Xin-Ke Hu BIT, Jia-Xuan Li BIT, Yu-Wei Yu BIT, Ji-Shun Lian BIT, Wei Deng GXU, Hai-Ming Zhang GXU, Jin Zhang BIT

We report the X-ray polarization properties of the high-synchrotron-peaked BL Lac H 1426+428, based on two-epoch observational data from the Imaging X-ray Polarimetry Explorer (IXPE). For the first observation, only an upper limit of polarization degree ($\Pi_{\rm X}$), $\Pi_{\rm X}<19.5\%$, at the 99\% confidence level (C.L.) is determined. In contrast, for the second observation, we derive $\Pi_{\rm X}=20.6\%\pm2.9\%$ with a polarization angle ($\psi_{\rm X}$) of $\psi_{\rm X}=116.1^{\circ}\pm4.1^{\circ}$ at a C.L. of 7.1 $\sigma$. The time-resolved and energy-resolved polarization analysis reveals no significant variation in $\psi_{\rm X}$ and no detectable polarization within narrower energy bins for the first observation, while the polarization during the second observation is predominantly dominated by low-energy photons.
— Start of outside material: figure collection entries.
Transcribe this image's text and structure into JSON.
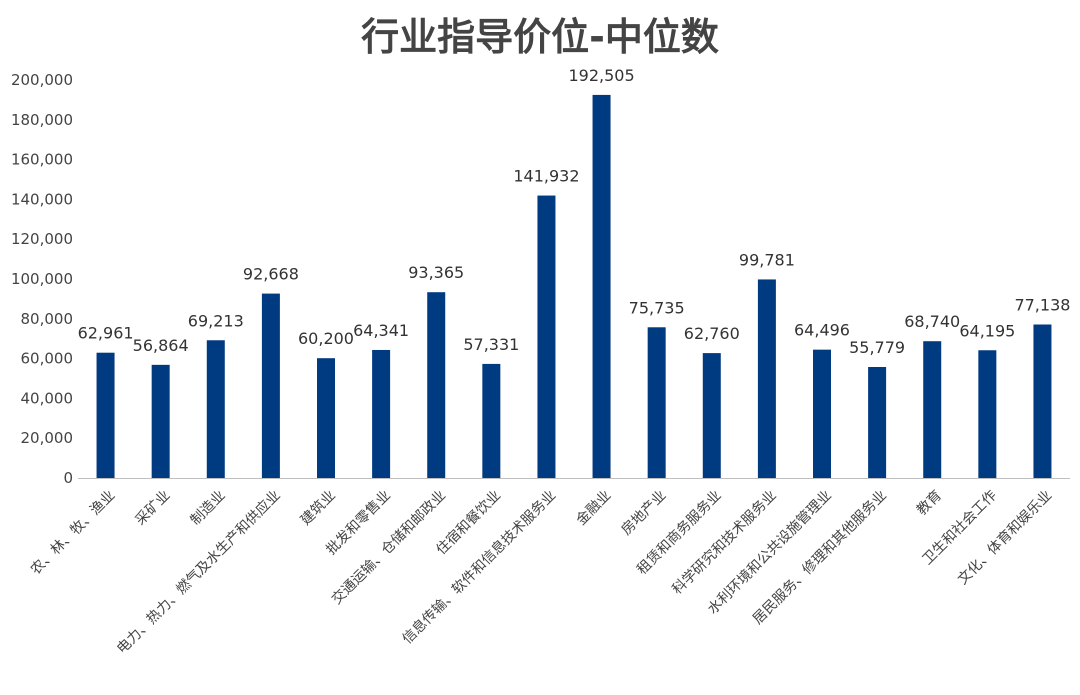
{
  "chart_data": {
    "type": "bar",
    "title": "行业指导价位-中位数",
    "xlabel": "",
    "ylabel": "",
    "ylim": [
      0,
      200000
    ],
    "yticks": [
      "0",
      "20,000",
      "40,000",
      "60,000",
      "80,000",
      "100,000",
      "120,000",
      "140,000",
      "160,000",
      "180,000",
      "200,000"
    ],
    "grid": false,
    "legend": "none",
    "bar_color": "#003a80",
    "categories": [
      "农、林、牧、渔业",
      "采矿业",
      "制造业",
      "电力、热力、燃气及水生产和供应业",
      "建筑业",
      "批发和零售业",
      "交通运输、仓储和邮政业",
      "住宿和餐饮业",
      "信息传输、软件和信息技术服务业",
      "金融业",
      "房地产业",
      "租赁和商务服务业",
      "科学研究和技术服务业",
      "水利环境和公共设施管理业",
      "居民服务、修理和其他服务业",
      "教育",
      "卫生和社会工作",
      "文化、体育和娱乐业"
    ],
    "values": [
      62961,
      56864,
      69213,
      92668,
      60200,
      64341,
      93365,
      57331,
      141932,
      192505,
      75735,
      62760,
      99781,
      64496,
      55779,
      68740,
      64195,
      77138
    ],
    "data_labels": [
      "62,961",
      "56,864",
      "69,213",
      "92,668",
      "60,200",
      "64,341",
      "93,365",
      "57,331",
      "141,932",
      "192,505",
      "75,735",
      "62,760",
      "99,781",
      "64,496",
      "55,779",
      "68,740",
      "64,195",
      "77,138"
    ]
  }
}
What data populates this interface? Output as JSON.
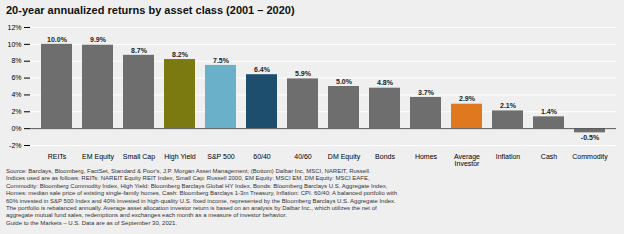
{
  "chart_data": {
    "type": "bar",
    "title": "20-year annualized returns by asset class (2001 – 2020)",
    "categories": [
      "REITs",
      "EM Equity",
      "Small Cap",
      "High Yield",
      "S&P 500",
      "60/40",
      "40/60",
      "DM Equity",
      "Bonds",
      "Homes",
      "Average\nInvestor",
      "Inflation",
      "Cash",
      "Commodity"
    ],
    "values": [
      10.0,
      9.9,
      8.7,
      8.2,
      7.5,
      6.4,
      5.9,
      5.0,
      4.8,
      3.7,
      2.9,
      2.1,
      1.4,
      -0.5
    ],
    "value_labels": [
      "10.0%",
      "9.9%",
      "8.7%",
      "8.2%",
      "7.5%",
      "6.4%",
      "5.9%",
      "5.0%",
      "4.8%",
      "3.7%",
      "2.9%",
      "2.1%",
      "1.4%",
      "-0.5%"
    ],
    "colors": [
      "#6e6e6e",
      "#6e6e6e",
      "#6e6e6e",
      "#7a7a10",
      "#6ab0c8",
      "#1e4e6e",
      "#6e6e6e",
      "#6e6e6e",
      "#6e6e6e",
      "#6e6e6e",
      "#e07820",
      "#6e6e6e",
      "#6e6e6e",
      "#6e6e6e"
    ],
    "ylim": [
      -2,
      12
    ],
    "yticks": [
      {
        "value": -2,
        "label": "-2%"
      },
      {
        "value": 0,
        "label": "0%"
      },
      {
        "value": 2,
        "label": "2%"
      },
      {
        "value": 4,
        "label": "4%"
      },
      {
        "value": 6,
        "label": "6%"
      },
      {
        "value": 8,
        "label": "8%"
      },
      {
        "value": 10,
        "label": "10%"
      },
      {
        "value": 12,
        "label": "12%"
      }
    ],
    "grid": true,
    "data_labels": true,
    "footnote": [
      "Source: Barclays, Bloomberg, FactSet, Standard & Poor's, J.P. Morgan Asset Management; (Bottom) Dalbar Inc, MSCI, NAREIT, Russell.",
      "Indices used are as follows: REITs: NAREIT Equity REIT Index, Small Cap: Russell 2000, EM Equity: MSCI EM, DM Equity: MSCI EAFE,",
      "Commodity: Bloomberg Commodity Index, High Yield: Bloomberg Barclays Global HY Index, Bonds: Bloomberg Barclays U.S. Aggregate Index,",
      "Homes: median sale price of existing single-family homes, Cash: Bloomberg Barclays 1-3m Treasury, Inflation: CPI. 60/40: A balanced portfolio with",
      "60% invested in S&P 500 Index and 40% invested in high-quality U.S. fixed income, represented by the Bloomberg Barclays U.S. Aggregate Index.",
      "The portfolio is rebalanced annually. Average asset allocation investor return is based on an analysis by Dalbar Inc., which utilizes the net of",
      "aggregate mutual fund sales, redemptions and exchanges each month as a measure of investor behavior.",
      "Guide to the Markets – U.S. Data are as of September 30, 2021."
    ]
  }
}
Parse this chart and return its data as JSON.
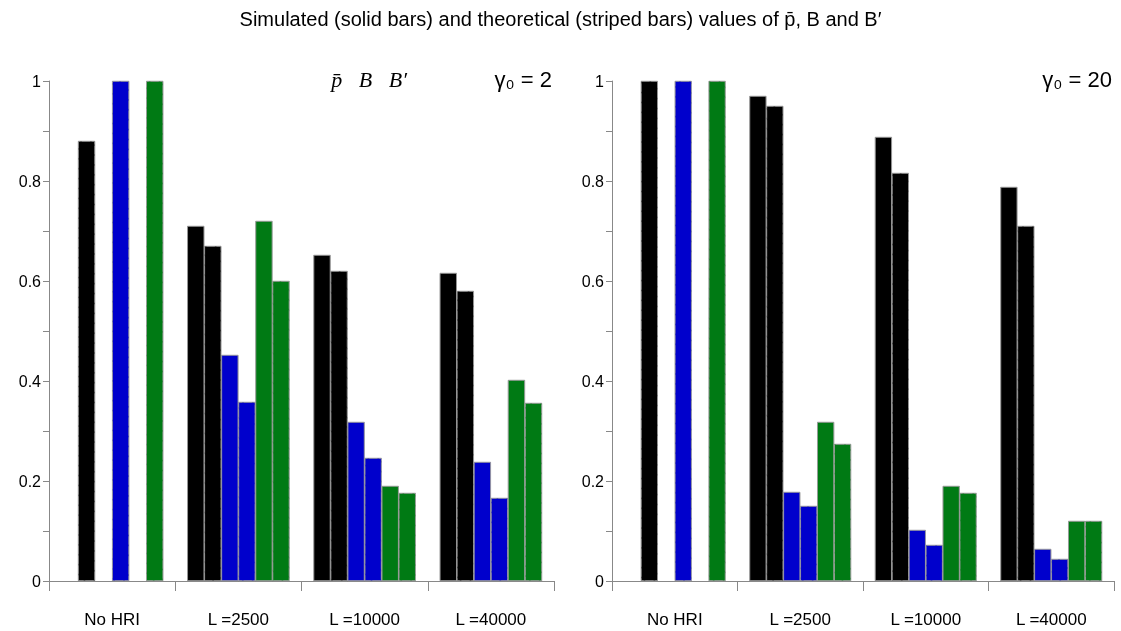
{
  "chart_data": [
    {
      "type": "bar",
      "title": "Simulated (solid bars) and theoretical (striped bars) values of p̄, B and B′",
      "annotations": [
        "p̄   B   B′",
        "γ₀ = 2"
      ],
      "categories": [
        "No HRI",
        "L =2500",
        "L =10000",
        "L =40000"
      ],
      "ylim": [
        0,
        1
      ],
      "yticks": [
        0,
        {
          "value": 0.1,
          "label": null
        },
        0.2,
        {
          "value": 0.3,
          "label": null
        },
        0.4,
        {
          "value": 0.5,
          "label": null
        },
        0.6,
        {
          "value": 0.7,
          "label": null
        },
        0.8,
        {
          "value": 0.9,
          "label": null
        },
        1
      ],
      "grid": false,
      "series": [
        {
          "color": "#000000",
          "values": [
            null,
            0.71,
            0.652,
            0.616
          ]
        },
        {
          "color": "#000000",
          "values": [
            0.88,
            0.67,
            0.62,
            0.58
          ]
        },
        {
          "color": "#0000cc",
          "values": [
            null,
            0.452,
            0.318,
            0.238
          ]
        },
        {
          "color": "#0000cc",
          "values": [
            1,
            0.358,
            0.246,
            0.166
          ]
        },
        {
          "color": "#007a14",
          "values": [
            null,
            0.72,
            0.19,
            0.402
          ]
        },
        {
          "color": "#007a14",
          "values": [
            1,
            0.6,
            0.176,
            0.356
          ]
        }
      ]
    },
    {
      "type": "bar",
      "annotations": [
        "γ₀ = 20"
      ],
      "categories": [
        "No HRI",
        "L =2500",
        "L =10000",
        "L =40000"
      ],
      "ylim": [
        0,
        1
      ],
      "yticks": [
        0,
        {
          "value": 0.1,
          "label": null
        },
        0.2,
        {
          "value": 0.3,
          "label": null
        },
        0.4,
        {
          "value": 0.5,
          "label": null
        },
        0.6,
        {
          "value": 0.7,
          "label": null
        },
        0.8,
        {
          "value": 0.9,
          "label": null
        },
        1
      ],
      "grid": false,
      "series": [
        {
          "color": "#000000",
          "values": [
            null,
            0.97,
            0.888,
            0.788
          ]
        },
        {
          "color": "#000000",
          "values": [
            1,
            0.95,
            0.816,
            0.71
          ]
        },
        {
          "color": "#0000cc",
          "values": [
            null,
            0.178,
            0.102,
            0.064
          ]
        },
        {
          "color": "#0000cc",
          "values": [
            1,
            0.15,
            0.072,
            0.044
          ]
        },
        {
          "color": "#007a14",
          "values": [
            null,
            0.318,
            0.19,
            0.12
          ]
        },
        {
          "color": "#007a14",
          "values": [
            1,
            0.274,
            0.176,
            0.12
          ]
        }
      ]
    }
  ]
}
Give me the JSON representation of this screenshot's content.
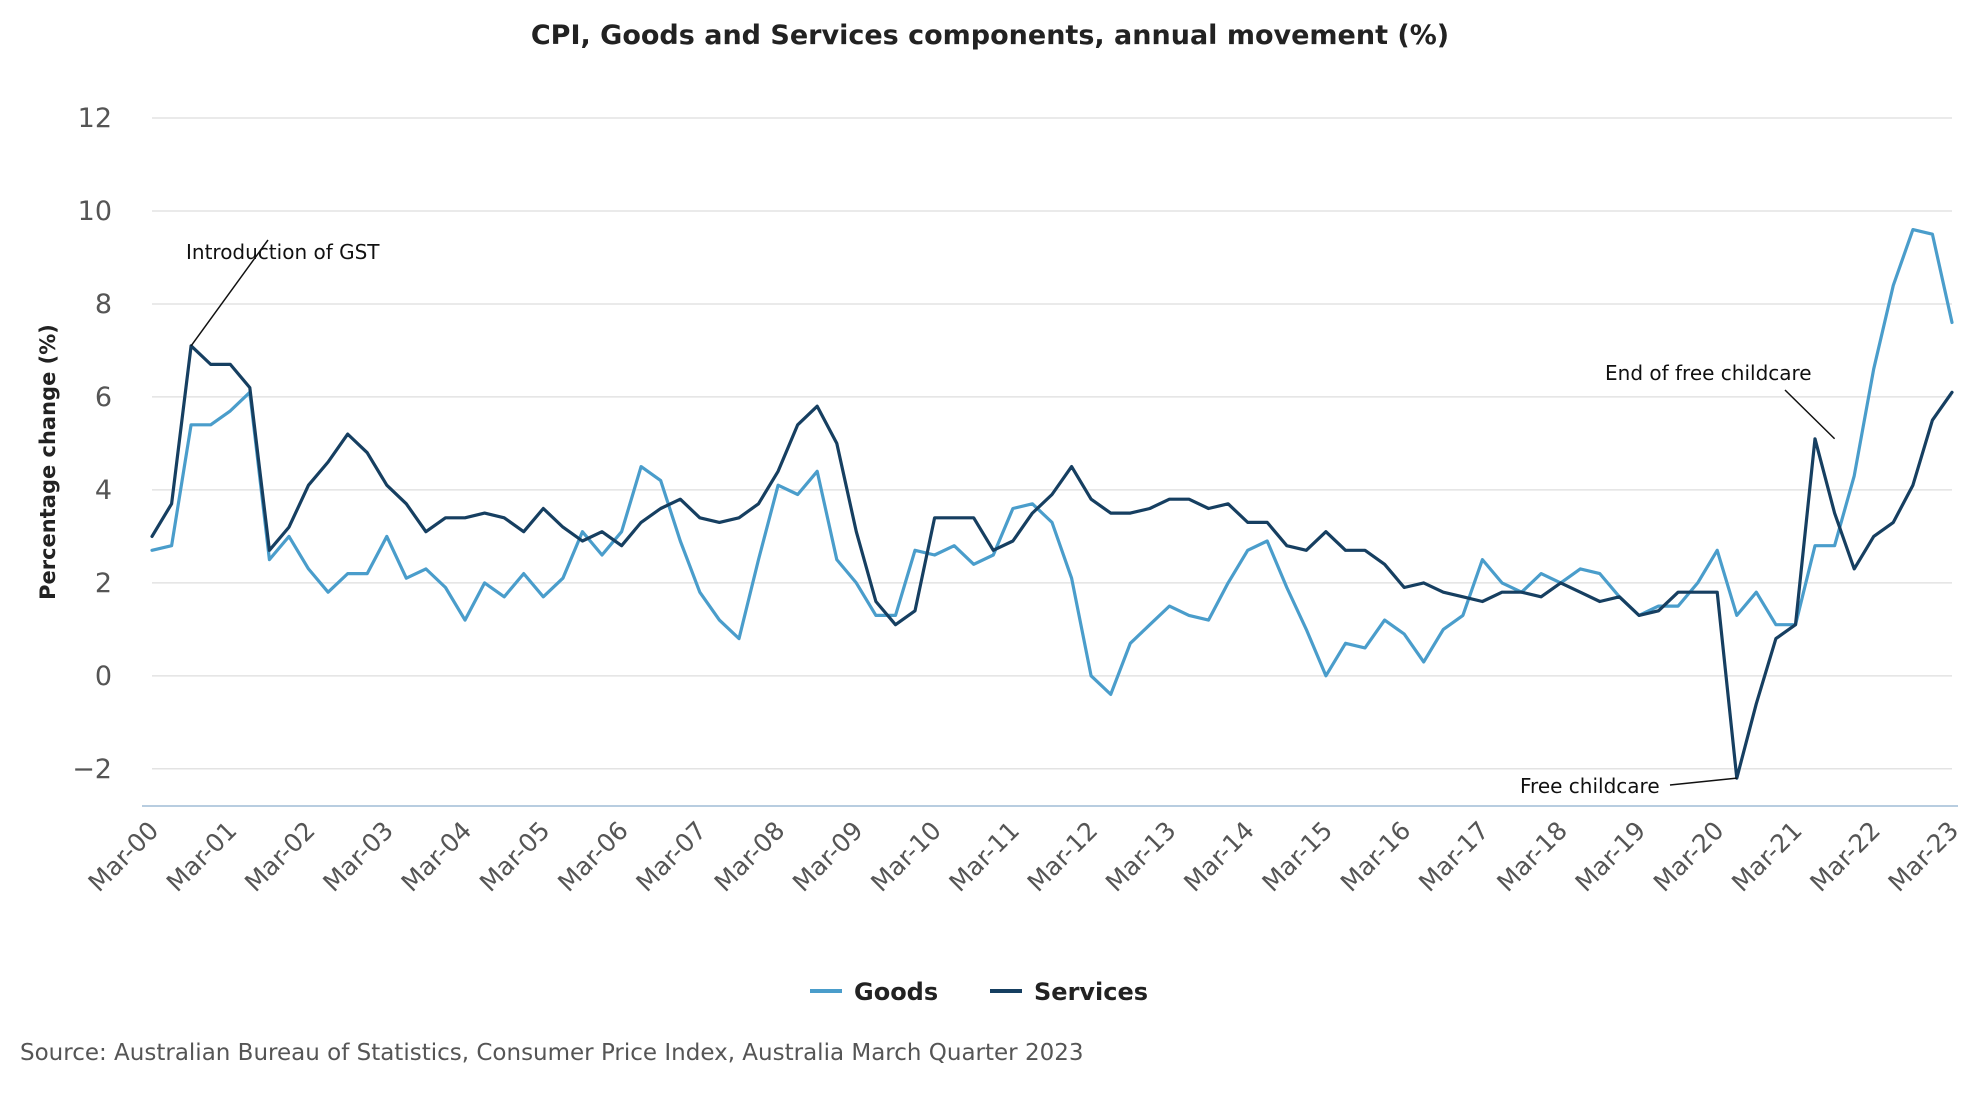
{
  "chart_data": {
    "type": "line",
    "title": "CPI, Goods and Services components, annual movement (%)",
    "ylabel": "Percentage change (%)",
    "xlabel": "",
    "ylim": [
      -2.8,
      12
    ],
    "yticks": [
      12,
      10,
      8,
      6,
      4,
      2,
      0,
      -2
    ],
    "ytick_labels": [
      "12",
      "10",
      "8",
      "6",
      "4",
      "2",
      "0",
      "−2"
    ],
    "grid": true,
    "legend": "bottom-center",
    "x_tick_labels": [
      "Mar-00",
      "Mar-01",
      "Mar-02",
      "Mar-03",
      "Mar-04",
      "Mar-05",
      "Mar-06",
      "Mar-07",
      "Mar-08",
      "Mar-09",
      "Mar-10",
      "Mar-11",
      "Mar-12",
      "Mar-13",
      "Mar-14",
      "Mar-15",
      "Mar-16",
      "Mar-17",
      "Mar-18",
      "Mar-19",
      "Mar-20",
      "Mar-21",
      "Mar-22",
      "Mar-23"
    ],
    "x": [
      "Mar-00",
      "Jun-00",
      "Sep-00",
      "Dec-00",
      "Mar-01",
      "Jun-01",
      "Sep-01",
      "Dec-01",
      "Mar-02",
      "Jun-02",
      "Sep-02",
      "Dec-02",
      "Mar-03",
      "Jun-03",
      "Sep-03",
      "Dec-03",
      "Mar-04",
      "Jun-04",
      "Sep-04",
      "Dec-04",
      "Mar-05",
      "Jun-05",
      "Sep-05",
      "Dec-05",
      "Mar-06",
      "Jun-06",
      "Sep-06",
      "Dec-06",
      "Mar-07",
      "Jun-07",
      "Sep-07",
      "Dec-07",
      "Mar-08",
      "Jun-08",
      "Sep-08",
      "Dec-08",
      "Mar-09",
      "Jun-09",
      "Sep-09",
      "Dec-09",
      "Mar-10",
      "Jun-10",
      "Sep-10",
      "Dec-10",
      "Mar-11",
      "Jun-11",
      "Sep-11",
      "Dec-11",
      "Mar-12",
      "Jun-12",
      "Sep-12",
      "Dec-12",
      "Mar-13",
      "Jun-13",
      "Sep-13",
      "Dec-13",
      "Mar-14",
      "Jun-14",
      "Sep-14",
      "Dec-14",
      "Mar-15",
      "Jun-15",
      "Sep-15",
      "Dec-15",
      "Mar-16",
      "Jun-16",
      "Sep-16",
      "Dec-16",
      "Mar-17",
      "Jun-17",
      "Sep-17",
      "Dec-17",
      "Mar-18",
      "Jun-18",
      "Sep-18",
      "Dec-18",
      "Mar-19",
      "Jun-19",
      "Sep-19",
      "Dec-19",
      "Mar-20",
      "Jun-20",
      "Sep-20",
      "Dec-20",
      "Mar-21",
      "Jun-21",
      "Sep-21",
      "Dec-21",
      "Mar-22",
      "Jun-22",
      "Sep-22",
      "Dec-22",
      "Mar-23"
    ],
    "series": [
      {
        "name": "Goods",
        "color": "#4a9dcb",
        "values": [
          2.7,
          2.8,
          5.4,
          5.4,
          5.7,
          6.1,
          2.5,
          3.0,
          2.3,
          1.8,
          2.2,
          2.2,
          3.0,
          2.1,
          2.3,
          1.9,
          1.2,
          2.0,
          1.7,
          2.2,
          1.7,
          2.1,
          3.1,
          2.6,
          3.1,
          4.5,
          4.2,
          2.9,
          1.8,
          1.2,
          0.8,
          2.5,
          4.1,
          3.9,
          4.4,
          2.5,
          2.0,
          1.3,
          1.3,
          2.7,
          2.6,
          2.8,
          2.4,
          2.6,
          3.6,
          3.7,
          3.3,
          2.1,
          0.0,
          -0.4,
          0.7,
          1.1,
          1.5,
          1.3,
          1.2,
          2.0,
          2.7,
          2.9,
          1.9,
          1.0,
          0.0,
          0.7,
          0.6,
          1.2,
          0.9,
          0.3,
          1.0,
          1.3,
          2.5,
          2.0,
          1.8,
          2.2,
          2.0,
          2.3,
          2.2,
          1.7,
          1.3,
          1.5,
          1.5,
          2.0,
          2.7,
          1.3,
          1.8,
          1.1,
          1.1,
          2.8,
          2.8,
          4.3,
          6.6,
          8.4,
          9.6,
          9.5,
          7.6
        ]
      },
      {
        "name": "Services",
        "color": "#163f61",
        "values": [
          3.0,
          3.7,
          7.1,
          6.7,
          6.7,
          6.2,
          2.7,
          3.2,
          4.1,
          4.6,
          5.2,
          4.8,
          4.1,
          3.7,
          3.1,
          3.4,
          3.4,
          3.5,
          3.4,
          3.1,
          3.6,
          3.2,
          2.9,
          3.1,
          2.8,
          3.3,
          3.6,
          3.8,
          3.4,
          3.3,
          3.4,
          3.7,
          4.4,
          5.4,
          5.8,
          5.0,
          3.1,
          1.6,
          1.1,
          1.4,
          3.4,
          3.4,
          3.4,
          2.7,
          2.9,
          3.5,
          3.9,
          4.5,
          3.8,
          3.5,
          3.5,
          3.6,
          3.8,
          3.8,
          3.6,
          3.7,
          3.3,
          3.3,
          2.8,
          2.7,
          3.1,
          2.7,
          2.7,
          2.4,
          1.9,
          2.0,
          1.8,
          1.7,
          1.6,
          1.8,
          1.8,
          1.7,
          2.0,
          1.8,
          1.6,
          1.7,
          1.3,
          1.4,
          1.8,
          1.8,
          1.8,
          -2.2,
          -0.6,
          0.8,
          1.1,
          5.1,
          3.5,
          2.3,
          3.0,
          3.3,
          4.1,
          5.5,
          6.1
        ]
      }
    ],
    "annotations": [
      {
        "text": "Introduction of GST",
        "x": "Sep-00",
        "y": 7.1
      },
      {
        "text": "End of free childcare",
        "x": "Sep-21",
        "y": 5.1
      },
      {
        "text": "Free childcare",
        "x": "Jun-20",
        "y": -2.2
      }
    ],
    "source": "Source: Australian Bureau of Statistics, Consumer Price Index, Australia March Quarter 2023"
  }
}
Furthermore, the X-rays during the second observation are found to be in a higher flux state with a harder spectrum compared to that observed during the first observation, consistent with a {\it harder-when-brighter} behavior. We propose that the plasma responsible for the X-ray emission during the first observation propagates downstream and encounters a shock, leading to electron acceleration and more ordered of the magnetic fields. The enhanced X-ray emission observed during the second observation is produced by shock-accelerated electrons within an ordered magnetic field region via synchrotron radiation. No significant detection of polarization during the first IXPE observation may be due to the limited number of detected photons.